Compte tenu de ces éléments, la Commission recommande que la prescription initiale d’ENERZAIR BREEZHALER soit réalisée en concertation avec un pneumologue.


Service Médical Rendu (SMR)

Modéré

Le service médical rendu par ENERZAIR BREEZHALER est modéré dans l’indication de l’AMM.
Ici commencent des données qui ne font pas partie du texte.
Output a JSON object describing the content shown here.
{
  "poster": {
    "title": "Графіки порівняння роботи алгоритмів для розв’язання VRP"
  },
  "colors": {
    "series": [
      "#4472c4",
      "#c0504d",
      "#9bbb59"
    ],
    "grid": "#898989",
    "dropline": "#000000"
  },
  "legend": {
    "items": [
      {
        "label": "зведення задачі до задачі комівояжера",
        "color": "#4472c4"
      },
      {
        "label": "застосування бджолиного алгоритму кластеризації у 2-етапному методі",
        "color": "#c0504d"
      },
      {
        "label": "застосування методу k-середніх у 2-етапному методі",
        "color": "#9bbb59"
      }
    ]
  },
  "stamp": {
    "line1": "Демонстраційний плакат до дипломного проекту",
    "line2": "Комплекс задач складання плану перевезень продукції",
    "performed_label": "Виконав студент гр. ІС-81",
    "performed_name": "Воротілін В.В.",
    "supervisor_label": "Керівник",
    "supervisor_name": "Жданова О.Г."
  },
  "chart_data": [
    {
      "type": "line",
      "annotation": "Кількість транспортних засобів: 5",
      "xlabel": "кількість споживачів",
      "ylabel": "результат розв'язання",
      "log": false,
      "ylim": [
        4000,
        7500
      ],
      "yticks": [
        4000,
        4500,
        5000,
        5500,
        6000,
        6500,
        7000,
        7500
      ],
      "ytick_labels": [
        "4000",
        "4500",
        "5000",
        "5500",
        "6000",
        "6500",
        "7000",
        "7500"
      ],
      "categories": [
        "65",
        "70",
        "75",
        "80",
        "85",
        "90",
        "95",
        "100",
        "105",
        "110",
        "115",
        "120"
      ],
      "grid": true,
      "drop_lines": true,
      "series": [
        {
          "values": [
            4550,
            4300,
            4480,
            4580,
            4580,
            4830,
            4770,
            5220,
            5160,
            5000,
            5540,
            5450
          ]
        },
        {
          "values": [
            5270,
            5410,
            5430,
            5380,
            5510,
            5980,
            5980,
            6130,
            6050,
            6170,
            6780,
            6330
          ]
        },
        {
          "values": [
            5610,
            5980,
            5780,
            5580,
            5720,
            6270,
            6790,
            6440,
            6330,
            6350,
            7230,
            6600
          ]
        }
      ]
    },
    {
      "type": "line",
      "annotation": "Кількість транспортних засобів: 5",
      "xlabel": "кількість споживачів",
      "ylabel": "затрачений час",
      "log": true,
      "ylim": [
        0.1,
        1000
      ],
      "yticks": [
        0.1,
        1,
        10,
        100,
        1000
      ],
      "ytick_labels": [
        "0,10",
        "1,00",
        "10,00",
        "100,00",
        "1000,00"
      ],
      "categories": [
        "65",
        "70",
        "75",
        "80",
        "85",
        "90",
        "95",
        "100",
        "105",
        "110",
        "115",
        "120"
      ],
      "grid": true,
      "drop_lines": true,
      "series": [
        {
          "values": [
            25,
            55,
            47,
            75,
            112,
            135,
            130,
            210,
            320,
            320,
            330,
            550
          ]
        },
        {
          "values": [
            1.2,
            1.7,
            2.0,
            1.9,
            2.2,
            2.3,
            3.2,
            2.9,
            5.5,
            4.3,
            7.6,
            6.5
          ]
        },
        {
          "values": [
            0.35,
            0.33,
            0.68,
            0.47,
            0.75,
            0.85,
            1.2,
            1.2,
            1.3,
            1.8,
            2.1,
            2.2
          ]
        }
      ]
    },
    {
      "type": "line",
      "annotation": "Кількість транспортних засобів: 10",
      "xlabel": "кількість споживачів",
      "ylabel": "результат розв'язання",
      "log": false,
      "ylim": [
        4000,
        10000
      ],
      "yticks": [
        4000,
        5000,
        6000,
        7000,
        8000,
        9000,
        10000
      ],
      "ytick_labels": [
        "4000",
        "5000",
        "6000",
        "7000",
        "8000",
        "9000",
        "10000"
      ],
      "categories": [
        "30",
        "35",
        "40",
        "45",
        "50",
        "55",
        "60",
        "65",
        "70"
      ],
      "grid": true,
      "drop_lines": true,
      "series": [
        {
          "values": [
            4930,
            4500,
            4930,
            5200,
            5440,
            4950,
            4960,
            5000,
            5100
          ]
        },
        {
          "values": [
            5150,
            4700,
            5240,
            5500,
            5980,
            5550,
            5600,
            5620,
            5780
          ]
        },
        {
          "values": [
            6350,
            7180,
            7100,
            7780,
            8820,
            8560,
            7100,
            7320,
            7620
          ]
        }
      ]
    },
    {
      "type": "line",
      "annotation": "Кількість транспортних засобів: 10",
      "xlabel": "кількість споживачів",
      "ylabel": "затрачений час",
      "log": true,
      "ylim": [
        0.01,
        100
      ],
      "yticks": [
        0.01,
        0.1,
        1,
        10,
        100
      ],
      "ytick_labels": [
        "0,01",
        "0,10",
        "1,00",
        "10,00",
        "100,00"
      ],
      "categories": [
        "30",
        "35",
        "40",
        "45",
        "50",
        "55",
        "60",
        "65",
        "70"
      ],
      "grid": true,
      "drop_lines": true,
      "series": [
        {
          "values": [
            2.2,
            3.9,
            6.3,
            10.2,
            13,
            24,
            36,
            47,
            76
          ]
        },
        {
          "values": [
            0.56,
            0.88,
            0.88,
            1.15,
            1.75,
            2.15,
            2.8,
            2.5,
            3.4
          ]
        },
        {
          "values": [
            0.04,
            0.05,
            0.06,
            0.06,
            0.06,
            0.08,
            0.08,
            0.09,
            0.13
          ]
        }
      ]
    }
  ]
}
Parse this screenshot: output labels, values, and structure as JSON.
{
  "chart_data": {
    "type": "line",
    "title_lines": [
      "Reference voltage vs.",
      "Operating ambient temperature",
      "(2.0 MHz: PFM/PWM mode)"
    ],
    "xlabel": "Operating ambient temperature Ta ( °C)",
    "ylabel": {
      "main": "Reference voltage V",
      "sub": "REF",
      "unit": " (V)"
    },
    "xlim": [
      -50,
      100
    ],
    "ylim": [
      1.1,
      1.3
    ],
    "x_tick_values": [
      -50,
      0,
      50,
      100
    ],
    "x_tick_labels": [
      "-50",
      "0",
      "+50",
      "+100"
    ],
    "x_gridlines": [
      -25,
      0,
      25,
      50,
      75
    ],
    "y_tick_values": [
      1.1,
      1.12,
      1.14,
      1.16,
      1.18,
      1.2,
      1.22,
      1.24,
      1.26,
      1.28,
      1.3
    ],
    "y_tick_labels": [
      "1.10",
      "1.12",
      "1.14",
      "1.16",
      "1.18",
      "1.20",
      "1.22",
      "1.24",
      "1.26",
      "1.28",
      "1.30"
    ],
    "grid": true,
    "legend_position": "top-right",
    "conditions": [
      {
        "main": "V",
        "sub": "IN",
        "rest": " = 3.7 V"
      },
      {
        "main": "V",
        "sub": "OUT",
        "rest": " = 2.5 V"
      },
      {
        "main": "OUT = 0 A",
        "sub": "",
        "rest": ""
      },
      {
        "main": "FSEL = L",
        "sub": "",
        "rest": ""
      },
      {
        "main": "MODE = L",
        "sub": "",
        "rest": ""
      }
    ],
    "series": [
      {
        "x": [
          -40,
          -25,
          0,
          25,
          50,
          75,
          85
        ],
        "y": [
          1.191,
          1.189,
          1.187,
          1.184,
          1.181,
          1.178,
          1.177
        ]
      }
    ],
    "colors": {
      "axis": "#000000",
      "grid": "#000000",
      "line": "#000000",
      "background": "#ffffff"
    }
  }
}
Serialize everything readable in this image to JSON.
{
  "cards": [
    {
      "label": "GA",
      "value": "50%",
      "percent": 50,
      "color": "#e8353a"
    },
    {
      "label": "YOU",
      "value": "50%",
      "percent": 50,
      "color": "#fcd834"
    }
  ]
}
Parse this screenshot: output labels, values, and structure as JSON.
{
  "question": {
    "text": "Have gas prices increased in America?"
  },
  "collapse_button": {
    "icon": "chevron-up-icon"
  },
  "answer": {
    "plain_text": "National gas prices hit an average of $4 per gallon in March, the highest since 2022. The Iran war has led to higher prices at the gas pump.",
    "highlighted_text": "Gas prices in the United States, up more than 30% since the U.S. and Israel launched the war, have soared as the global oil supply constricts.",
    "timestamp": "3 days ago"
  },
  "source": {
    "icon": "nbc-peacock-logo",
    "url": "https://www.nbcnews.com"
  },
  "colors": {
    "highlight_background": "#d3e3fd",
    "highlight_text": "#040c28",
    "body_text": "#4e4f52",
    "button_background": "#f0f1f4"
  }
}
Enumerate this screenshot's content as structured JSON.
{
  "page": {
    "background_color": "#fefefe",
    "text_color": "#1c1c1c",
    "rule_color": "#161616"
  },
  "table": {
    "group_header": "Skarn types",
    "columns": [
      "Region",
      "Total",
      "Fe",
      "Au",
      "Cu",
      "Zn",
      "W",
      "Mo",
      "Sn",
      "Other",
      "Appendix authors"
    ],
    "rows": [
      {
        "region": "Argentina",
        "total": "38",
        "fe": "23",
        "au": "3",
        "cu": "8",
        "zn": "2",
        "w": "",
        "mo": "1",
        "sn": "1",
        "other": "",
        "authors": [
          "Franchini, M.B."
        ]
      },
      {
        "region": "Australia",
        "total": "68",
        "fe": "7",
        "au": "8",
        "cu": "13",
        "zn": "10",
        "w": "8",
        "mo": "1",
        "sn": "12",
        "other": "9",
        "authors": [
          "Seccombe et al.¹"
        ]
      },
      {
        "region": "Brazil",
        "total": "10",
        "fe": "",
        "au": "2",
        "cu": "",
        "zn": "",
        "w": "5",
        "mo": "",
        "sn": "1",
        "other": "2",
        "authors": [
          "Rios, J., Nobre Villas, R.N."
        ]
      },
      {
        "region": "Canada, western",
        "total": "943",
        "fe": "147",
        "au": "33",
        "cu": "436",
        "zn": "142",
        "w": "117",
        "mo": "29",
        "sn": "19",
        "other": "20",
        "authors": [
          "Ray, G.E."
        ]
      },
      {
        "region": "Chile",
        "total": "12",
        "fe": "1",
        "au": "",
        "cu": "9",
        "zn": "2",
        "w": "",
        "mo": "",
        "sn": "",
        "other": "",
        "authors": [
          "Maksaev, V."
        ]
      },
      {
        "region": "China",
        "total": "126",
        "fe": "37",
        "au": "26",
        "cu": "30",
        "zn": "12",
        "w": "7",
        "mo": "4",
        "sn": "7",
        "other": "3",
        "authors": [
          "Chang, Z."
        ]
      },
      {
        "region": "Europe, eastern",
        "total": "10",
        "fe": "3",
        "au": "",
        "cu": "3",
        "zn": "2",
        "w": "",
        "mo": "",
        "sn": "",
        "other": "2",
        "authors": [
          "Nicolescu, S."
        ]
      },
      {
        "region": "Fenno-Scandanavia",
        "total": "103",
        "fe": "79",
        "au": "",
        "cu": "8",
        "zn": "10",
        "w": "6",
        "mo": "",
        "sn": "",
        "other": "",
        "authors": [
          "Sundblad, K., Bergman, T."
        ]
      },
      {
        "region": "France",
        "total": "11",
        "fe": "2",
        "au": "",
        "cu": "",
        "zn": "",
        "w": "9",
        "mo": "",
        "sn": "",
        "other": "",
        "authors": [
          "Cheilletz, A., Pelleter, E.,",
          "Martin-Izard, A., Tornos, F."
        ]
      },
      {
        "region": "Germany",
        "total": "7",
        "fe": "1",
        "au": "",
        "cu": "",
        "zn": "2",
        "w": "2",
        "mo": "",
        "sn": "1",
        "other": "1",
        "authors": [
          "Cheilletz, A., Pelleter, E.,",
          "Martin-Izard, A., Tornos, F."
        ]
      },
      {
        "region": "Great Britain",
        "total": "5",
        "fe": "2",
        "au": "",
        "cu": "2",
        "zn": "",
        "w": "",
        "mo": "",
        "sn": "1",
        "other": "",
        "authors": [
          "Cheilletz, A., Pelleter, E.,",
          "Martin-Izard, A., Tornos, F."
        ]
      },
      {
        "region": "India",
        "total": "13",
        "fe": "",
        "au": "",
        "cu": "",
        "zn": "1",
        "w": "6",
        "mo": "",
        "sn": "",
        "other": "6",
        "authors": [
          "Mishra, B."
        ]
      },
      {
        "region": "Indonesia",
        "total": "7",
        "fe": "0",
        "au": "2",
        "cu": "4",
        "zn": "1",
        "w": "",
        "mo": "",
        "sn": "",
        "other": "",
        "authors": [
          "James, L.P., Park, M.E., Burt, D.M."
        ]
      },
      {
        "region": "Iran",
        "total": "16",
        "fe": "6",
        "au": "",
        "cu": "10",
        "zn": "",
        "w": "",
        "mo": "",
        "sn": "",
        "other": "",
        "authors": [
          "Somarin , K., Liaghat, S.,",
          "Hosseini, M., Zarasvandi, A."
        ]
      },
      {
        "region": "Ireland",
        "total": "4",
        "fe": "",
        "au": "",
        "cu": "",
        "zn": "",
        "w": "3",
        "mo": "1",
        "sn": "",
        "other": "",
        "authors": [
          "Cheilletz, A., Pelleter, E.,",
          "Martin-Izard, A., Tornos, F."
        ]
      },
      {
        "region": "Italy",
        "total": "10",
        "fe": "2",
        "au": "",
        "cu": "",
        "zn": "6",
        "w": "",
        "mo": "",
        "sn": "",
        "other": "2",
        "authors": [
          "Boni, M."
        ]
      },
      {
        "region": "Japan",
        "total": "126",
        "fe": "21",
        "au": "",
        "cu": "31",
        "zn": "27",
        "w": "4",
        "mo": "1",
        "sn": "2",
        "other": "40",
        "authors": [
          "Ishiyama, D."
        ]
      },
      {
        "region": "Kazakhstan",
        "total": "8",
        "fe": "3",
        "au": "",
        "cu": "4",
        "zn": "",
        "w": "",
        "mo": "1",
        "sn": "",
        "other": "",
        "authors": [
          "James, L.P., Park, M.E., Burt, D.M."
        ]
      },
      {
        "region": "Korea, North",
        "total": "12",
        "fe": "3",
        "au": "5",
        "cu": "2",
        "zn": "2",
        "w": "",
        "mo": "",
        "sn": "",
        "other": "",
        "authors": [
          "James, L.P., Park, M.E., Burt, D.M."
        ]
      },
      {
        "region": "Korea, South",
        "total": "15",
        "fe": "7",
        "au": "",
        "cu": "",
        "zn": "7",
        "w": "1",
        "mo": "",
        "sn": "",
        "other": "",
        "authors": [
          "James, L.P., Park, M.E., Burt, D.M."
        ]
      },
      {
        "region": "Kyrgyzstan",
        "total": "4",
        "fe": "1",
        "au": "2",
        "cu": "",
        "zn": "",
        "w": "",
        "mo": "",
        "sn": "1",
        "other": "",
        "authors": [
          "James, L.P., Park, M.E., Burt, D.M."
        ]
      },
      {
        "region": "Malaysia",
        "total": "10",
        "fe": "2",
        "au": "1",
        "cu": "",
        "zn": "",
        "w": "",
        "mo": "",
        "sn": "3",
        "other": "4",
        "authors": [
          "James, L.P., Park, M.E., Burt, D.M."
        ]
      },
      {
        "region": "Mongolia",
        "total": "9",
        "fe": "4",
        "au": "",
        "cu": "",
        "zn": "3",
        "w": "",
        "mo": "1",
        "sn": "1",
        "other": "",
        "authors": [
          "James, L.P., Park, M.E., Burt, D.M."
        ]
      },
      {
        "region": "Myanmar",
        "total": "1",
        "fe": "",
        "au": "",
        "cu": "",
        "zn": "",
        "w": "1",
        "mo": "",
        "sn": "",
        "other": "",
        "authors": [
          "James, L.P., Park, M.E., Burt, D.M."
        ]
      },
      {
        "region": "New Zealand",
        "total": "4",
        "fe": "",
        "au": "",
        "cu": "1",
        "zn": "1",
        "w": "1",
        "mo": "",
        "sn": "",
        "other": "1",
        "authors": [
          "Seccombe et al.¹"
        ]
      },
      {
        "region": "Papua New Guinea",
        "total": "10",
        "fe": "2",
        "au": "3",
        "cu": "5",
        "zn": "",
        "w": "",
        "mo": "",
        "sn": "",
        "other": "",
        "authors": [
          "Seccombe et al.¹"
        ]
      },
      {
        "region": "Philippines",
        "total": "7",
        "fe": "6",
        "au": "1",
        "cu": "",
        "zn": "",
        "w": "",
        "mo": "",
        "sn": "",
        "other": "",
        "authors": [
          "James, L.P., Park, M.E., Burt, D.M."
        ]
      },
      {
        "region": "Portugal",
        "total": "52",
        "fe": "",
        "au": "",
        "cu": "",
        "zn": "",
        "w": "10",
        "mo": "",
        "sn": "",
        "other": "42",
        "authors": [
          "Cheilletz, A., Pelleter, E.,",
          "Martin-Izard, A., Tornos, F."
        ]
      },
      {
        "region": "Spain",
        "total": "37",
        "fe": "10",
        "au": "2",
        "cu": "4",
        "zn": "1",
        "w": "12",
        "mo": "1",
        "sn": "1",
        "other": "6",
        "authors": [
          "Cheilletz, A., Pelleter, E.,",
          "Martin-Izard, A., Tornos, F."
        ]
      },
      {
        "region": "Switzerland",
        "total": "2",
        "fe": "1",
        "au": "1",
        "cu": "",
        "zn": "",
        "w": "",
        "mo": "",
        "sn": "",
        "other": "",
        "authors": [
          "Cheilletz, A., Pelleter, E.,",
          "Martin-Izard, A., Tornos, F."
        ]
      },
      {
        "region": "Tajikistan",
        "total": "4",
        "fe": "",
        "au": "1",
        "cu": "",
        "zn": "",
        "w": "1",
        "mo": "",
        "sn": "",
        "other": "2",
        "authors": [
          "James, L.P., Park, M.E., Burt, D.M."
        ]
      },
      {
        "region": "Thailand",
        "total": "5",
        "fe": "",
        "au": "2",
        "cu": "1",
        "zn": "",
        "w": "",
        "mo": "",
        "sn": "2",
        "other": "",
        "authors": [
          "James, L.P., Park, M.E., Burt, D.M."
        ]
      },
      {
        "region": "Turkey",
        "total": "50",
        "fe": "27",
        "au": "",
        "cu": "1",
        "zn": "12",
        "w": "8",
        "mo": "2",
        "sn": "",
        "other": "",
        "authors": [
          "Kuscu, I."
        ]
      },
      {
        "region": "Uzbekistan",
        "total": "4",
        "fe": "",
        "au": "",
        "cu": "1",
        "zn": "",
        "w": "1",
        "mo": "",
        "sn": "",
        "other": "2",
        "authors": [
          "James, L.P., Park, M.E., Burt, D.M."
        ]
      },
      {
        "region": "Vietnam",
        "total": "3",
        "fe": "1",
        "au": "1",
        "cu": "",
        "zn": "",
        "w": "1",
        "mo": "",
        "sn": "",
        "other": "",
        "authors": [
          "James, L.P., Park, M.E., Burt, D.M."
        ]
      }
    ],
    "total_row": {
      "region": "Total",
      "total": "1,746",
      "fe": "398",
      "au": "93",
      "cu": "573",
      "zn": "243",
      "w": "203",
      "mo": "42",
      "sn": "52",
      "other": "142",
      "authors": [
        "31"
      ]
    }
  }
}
Amélioration du service médical rendu (ASMR)

V (absence)

Compte tenu :

  • de la démonstration de la supériorité de l’association fixe triple indacatérol/glycopyrronium/mométasone (150/50/160 µg), comparativement à une bithérapie CSI/LABA (mométasone/indacatérol) à forte dose sur la fonction pulmonaire évaluée par le VEMS résiduel à 26 semaines,mais prenant en compte :
    • le choix peu pertinent du comparateur de l’étude qui est approuvé pour des stades moins avancés que ceux ciblés par cette trithérapie,
    • la faible pertinence clinique de la quantité d’effet sur le VEMS à 26 semaines (différence observée de +65 mL), et l’absence de différence significative sur le contrôle de l’asthme (évalué sur l’ACQ-7 à 26 semaines) par rapport à la bithérapie indacatérol/mométasone (150/320 µg),
    • l'absence de démonstration robuste d’une efficacité sur les exacerbations, ce critère ayant été évalué de façon exploratoire (critère secondaire non hiérarchisé) dans l’étude de supériorité ;
  • de la démonstration de la non-infériorité par rapport à la triple association libre salmétérol/fluticasone (50 / 500 µg), 2 fois par jour, + tiotropium (5 µg), 1 fois par jour, sur la variation du score de qualité de vie AQLQ après 24 semaines de traitement, dans une étude en ouvert ce qui en limite la pertinence ;
  • du besoin médical partiellement couvert par les alternatives existantes ;

la Commission de la Transparence considère qu’ENERZAIR BREEZHALER n’apporte pas d’amélioration du service médical rendu (ASMR V) dans le traitement continu de l’asthme chez les adultes, insuffisamment contrôlés par un traitement continu associant une dose forte de CSI et un LABA, qui ont présenté une ou plusieurs exacerbations de l’asthme au cours de l’année précédente.